If there were any doubts about where Google goes from here, and what Apple is trying to become, look no further than Eric Schmidt's resignation from Apple's board.
I, and so many others, have been calling for Schmidt's departure for months.Google's foray into the mobile phone world with its operating system Android was bad enough.
But then, a joint hardware deal with HTC and T-Mobile for the G1 smart phone made it all the worse. Oh, but that was merely the beginning. Mix in a little Chrome operating system for new netbooks and the conflicts of interest became too much to ignore.
Last Friday was the tipping point when the FCC launched an inquiry into Apple's decision to prevent Google Voice and related third party applications from being listed on Apple's wildly popular App Store.
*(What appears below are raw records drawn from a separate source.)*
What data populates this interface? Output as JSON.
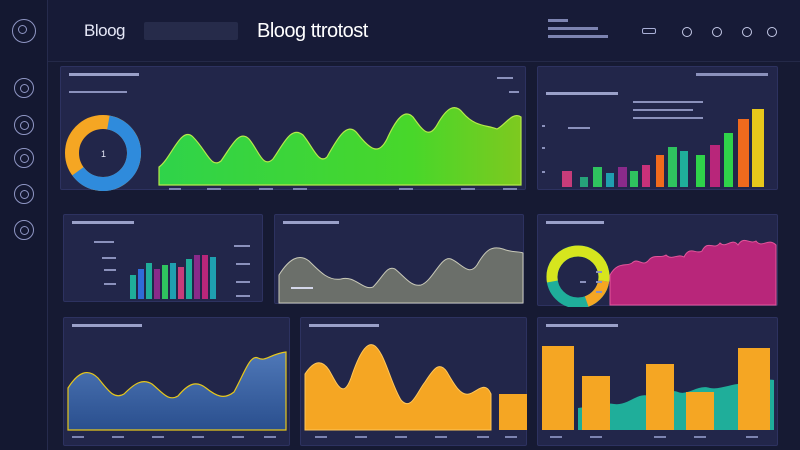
{
  "header": {
    "brand": "Bloog",
    "title": "Bloog ttrotost",
    "search_placeholder": ""
  },
  "sidebar": {
    "icons": [
      "logo-icon",
      "home-icon",
      "gear-icon",
      "chart-icon",
      "user-icon",
      "settings-icon"
    ]
  },
  "colors": {
    "background": "#161a33",
    "panel": "#22264a",
    "green": "#2fd34a",
    "blue": "#2f6bd8",
    "orange": "#f5a623",
    "magenta": "#b8267a",
    "teal": "#1fae9a"
  },
  "panels": {
    "donut_1": {
      "center_label": "1",
      "progress": 0.62
    },
    "donut_2": {
      "progress": 0.55
    }
  }
}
Neither of these companies need any more government scrutiny, since the feds are already taking an interest in Schmidt - and Arthur Le vinson - sharing seats on both companies' boards of directors. (Al Gore serves on Apple's board and is also a special adviser to Schmidt.)
Schmidt has routinely and publicly dismissed the critics, saying he simply recuses himself from discussions involving Apple's iPhone. But that was always a red herring since Steve Jobs has maintained that iPhone is the critical platform for Apple's future. In fact, last quarter the device surpassed iPod as Apple's second biggest revenue generator behind the Mac.
And yet, Schmidt, as late as this past Saturday in an interview with The San Jose Mercury News, reiterated the benefits of his cozy relationship with Apple and how it benefited both companies.
The fact is, mobile anything is where the action is with Tech right now, so it stands to reason that so many big names in so many sectors of technology are gravitating that way. But for Schmidt to dismiss critics of his role on Apple's board always smacked of hubris to me. Board members are expected to occasionally recuse themselves from issues -- especially here in Silicon Valley where so many companies experience various shades of overlap. But Schmidt's regular, and increasing recusals, were always a problem, and Apple investors deserved more.